Specifically, the electroactive gel 140b of the transformation assembly 100′b according to still another embodiment may be formed in a shape made by coupling a hemispherical shape to an upper portion of a rectangular parallelepiped shape.

Therefore, the electroactive gel 140b of the transformation assembly 100′b according to still another embodiment may be in curved surface contact, instead of flat surface contact, with a flexible film 150′b disposed above the electroactive gel 140b.

Therefore, the flexible film 150′b of the transformation assembly 100′b according to still another embodiment may be supported by the electroactive gel 140b while being in curved surface contact with the electroactive gel 140b, such that a portion between the curved surfaces supported by the electroactive gels 140b may be curved by being sagged downward.

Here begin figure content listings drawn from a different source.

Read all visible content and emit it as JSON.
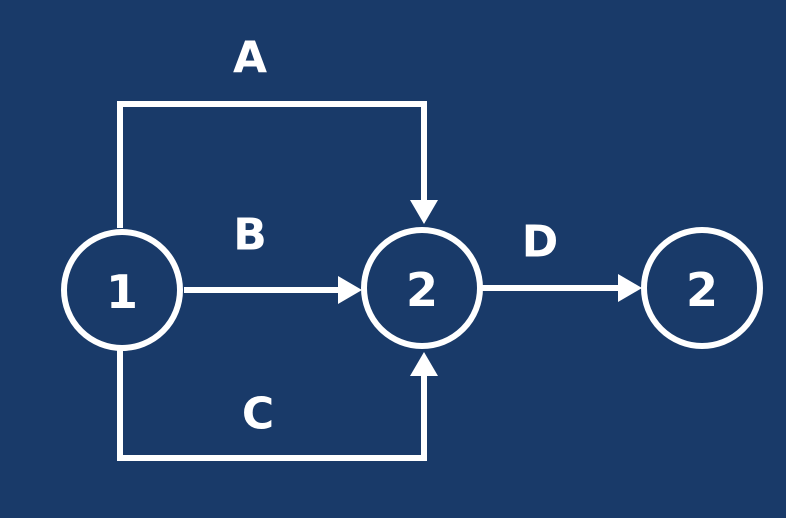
{
  "diagram": {
    "nodes": [
      {
        "id": "n1",
        "label": "1"
      },
      {
        "id": "n2",
        "label": "2"
      },
      {
        "id": "n3",
        "label": "2"
      }
    ],
    "edges": [
      {
        "id": "A",
        "label": "A",
        "from": "n1",
        "to": "n2"
      },
      {
        "id": "B",
        "label": "B",
        "from": "n1",
        "to": "n2"
      },
      {
        "id": "C",
        "label": "C",
        "from": "n1",
        "to": "n2"
      },
      {
        "id": "D",
        "label": "D",
        "from": "n2",
        "to": "n3"
      }
    ]
  },
  "colors": {
    "background": "#193a69",
    "foreground": "#ffffff"
  }
}
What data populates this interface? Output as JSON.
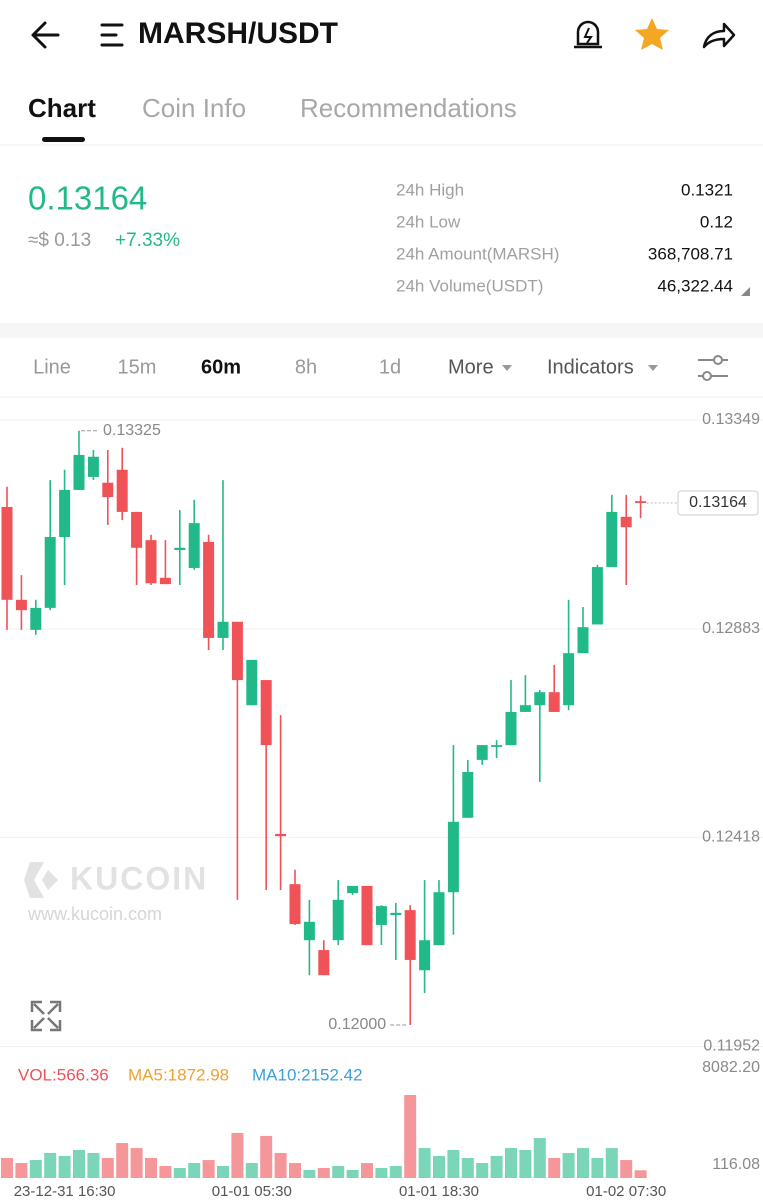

Therefore, the flexible film 150′b between the electroactive gels 140b may be concavely recessed, and the flexible film 150′b supported by the electroactive gel 140b may maintain the shape of the curved surface.

In this case, the controller may control the power source of the corresponding shape transformation module so that a voltage is applied between the first and second electrodes 120 and 130 of some of the plurality of shape transformation modules.

Therefore, a region of the flexible film 150′b of the transformation assembly 100′b according to still another embodiment, which is supported by the electroactive gel 140b positioned between the first and second electrodes 120 and 130 to which the voltage is applied, may be concavely recessed downward as the electroactive gel 140b is curved and decreases in height.

Therefore, the region of the flexible film 150′b of the transformation assembly 100′b according to still another embodiment, which is not supported by the electroactive gel 140b, is concavely recessed, and the region supported by the electroactive gel 140b provides the shape for maintaining the shape of the curved surface, such that the region supported by the electroactive gel 140b curved by the applied voltage may provide a more concavely recessed shape.

While the present invention has been described above with reference to the exemplary embodiments, it may be understood by those skilled in the art that the present invention may be variously modified and changed without departing from the spirit and scope of the present invention disclosed in the claims.